The research that she and her students have been conducting on the master circadian clock of the brain generates answers to the following questions:

  • How does a ~24-hour clockwork emerge from biological parts?
  • How does the master brain clock synchronize us to the ever-changing natural world?
  • How does this brain clock orchestrate timing of brain processes?

In addition, she is engaged in cross-disciplinary research bridging campus excellence in cellular neuroscience, nanoscale analytical chemistry and materials engineering. She and her collaborators share the goal of discovering novel insights, solutions and applications for neural repair and restoration of function through targeting critical molecules and processes that construct micro-networks during the normal wiring of the nervous system. Through this bridge between biology and engineering, she is part of an NSF Science & Technology Center: Emergent Behaviors of Integrated Cellular Systems (EBICS), which has as a goal building machines out of cells. In addition, she is the Principal Investigator of an NSF-NRT program, Understanding the Brain: Training the Next Generation of Researchers in Engineering and Deciphering of Miniature Brain Machinery, which also bridges biology and engineering.

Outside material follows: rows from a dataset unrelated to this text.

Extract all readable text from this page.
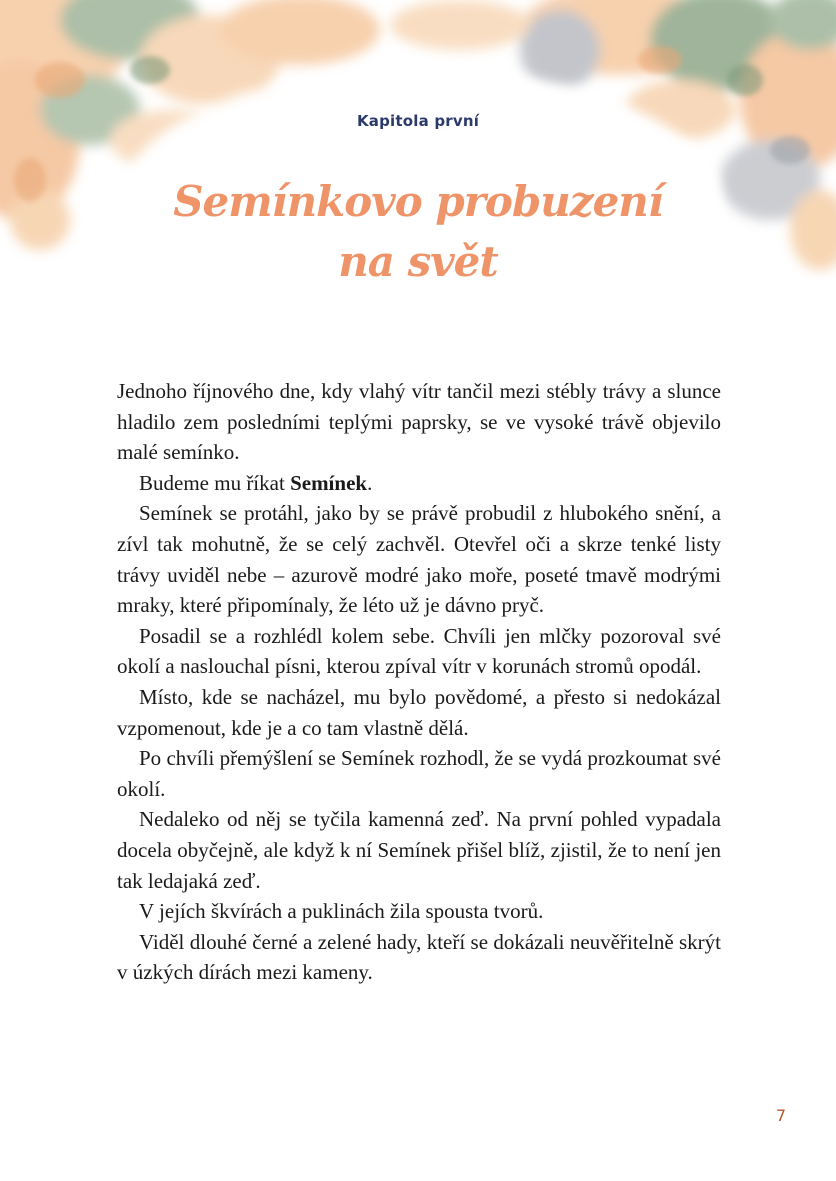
Kapitola první
Semínkovo probuzení
na svět

Jednoho říjnového dne, kdy vlahý vítr tančil mezi stébly trávy a slunce hladilo zem posledními teplými paprsky, se ve vysoké trávě objevilo malé semínko.

Budeme mu říkat Semínek.

Semínek se protáhl, jako by se právě probudil z hlubokého snění, a zívl tak mohutně, že se celý zachvěl. Otevřel oči a skrze tenké listy trávy uviděl nebe – azurově modré jako moře, poseté tmavě modrými mraky, které připomínaly, že léto už je dávno pryč.

Posadil se a rozhlédl kolem sebe. Chvíli jen mlčky pozoroval své okolí a naslouchal písni, kterou zpíval vítr v korunách stromů opodál.

Místo, kde se nacházel, mu bylo povědomé, a přesto si nedokázal vzpomenout, kde je a co tam vlastně dělá.

Po chvíli přemýšlení se Semínek rozhodl, že se vydá prozkoumat své okolí.

Nedaleko od něj se tyčila kamenná zeď. Na první pohled vypadala docela obyčejně, ale když k ní Semínek přišel blíž, zjistil, že to není jen tak ledajaká zeď.

V jejích škvírách a puklinách žila spousta tvorů.

Viděl dlouhé černé a zelené hady, kteří se dokázali neuvěřitelně skrýt v úzkých dírách mezi kameny.

7
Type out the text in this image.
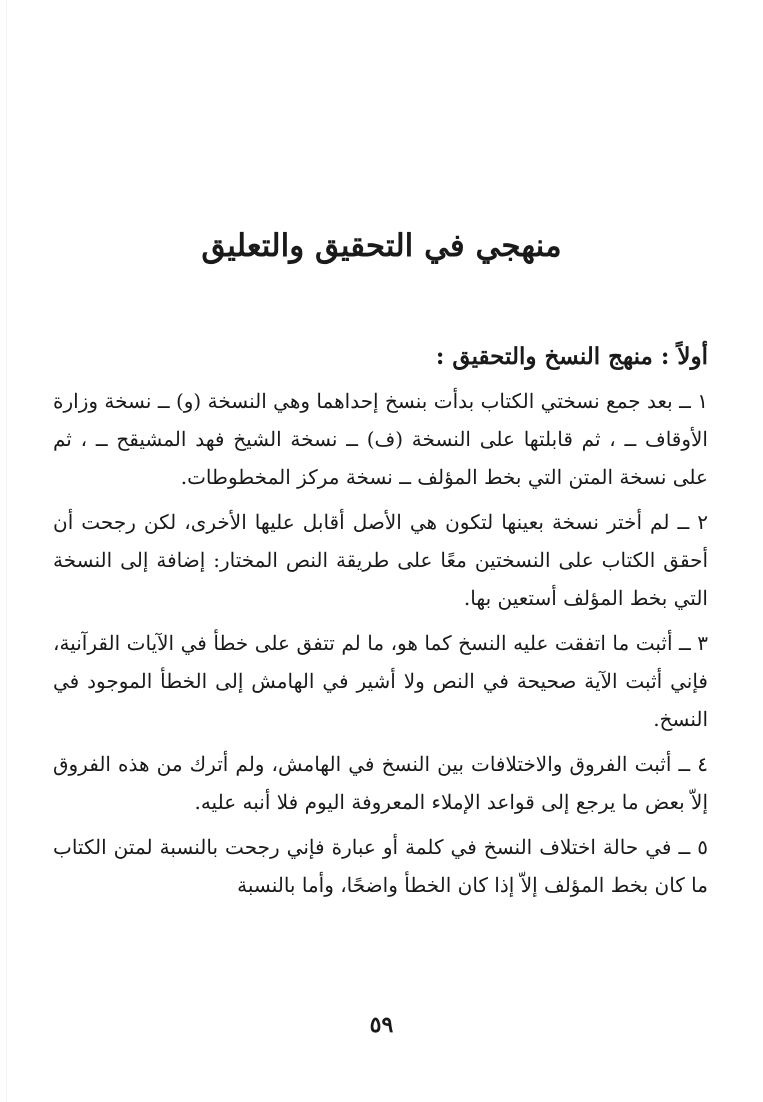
منهجي في التحقيق والتعليق
أولاً : منهج النسخ والتحقيق :

١ ــ بعد جمع نسختي الكتاب بدأت بنسخ إحداهما وهي النسخة (و) ــ نسخة وزارة الأوقاف ــ ، ثم قابلتها على النسخة (ف) ــ نسخة الشيخ فهد المشيقح ــ ، ثم على نسخة المتن التي بخط المؤلف ــ نسخة مركز المخطوطات.

٢ ــ لم أختر نسخة بعينها لتكون هي الأصل أقابل عليها الأخرى، لكن رجحت أن أحقق الكتاب على النسختين معًا على طريقة النص المختار: إضافة إلى النسخة التي بخط المؤلف أستعين بها.

٣ ــ أثبت ما اتفقت عليه النسخ كما هو، ما لم تتفق على خطأ في الآيات القرآنية، فإني أثبت الآية صحيحة في النص ولا أشير في الهامش إلى الخطأ الموجود في النسخ.

٤ ــ أثبت الفروق والاختلافات بين النسخ في الهامش، ولم أترك من هذه الفروق إلاّ بعض ما يرجع إلى قواعد الإملاء المعروفة اليوم فلا أنبه عليه.

٥ ــ في حالة اختلاف النسخ في كلمة أو عبارة فإني رجحت بالنسبة لمتن الكتاب ما كان بخط المؤلف إلاّ إذا كان الخطأ واضحًا، وأما بالنسبة

٥٩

She has mentored > 50 graduate and postdoctoral trainees, the majority of whom are women, and received the Outstanding Advisor Award for her training of medical scholars. She has served in numerous advisory capacities to the National Institutes of Health and in executive positions at the Sleep Research Society, National Sleep Foundation, and Society for Research on Biological Rhythms. Gillette represents biology/neuroscience on the Alan T. Waterman Award Committee of the Director of the National Science Foundation. Gillette is a Fellow of the American Association for the Advancement of Science; recipient of the 2004 Women in Neuroscience Lifetime Achievement Award from the Society for Neuroscience; Director of the University of Illinois’ Neuroscience Program and faculty at the Beckman Institute for Advanced Science and Technology where she co-leads the Neurotechnology of Memory & Cognition Working Group in the Intelligent Systems theme. She is a Professor in the Departments of Cell and Developmental Biology, Molecular and Integrative Physiology, Bioengineering, and the Neuroscience Program. She is an affiliate of the Institute for Genomic Biology, Micro and Nanotechnology Lab and Center for Nanoscale Science and Technology.  In addition, Professor Gillette is a Beckman Scholar, Center for Advanced Study Fellow, University Scholar, and a Cell and Developmental Biology Alumni Professor of the University of Illinois.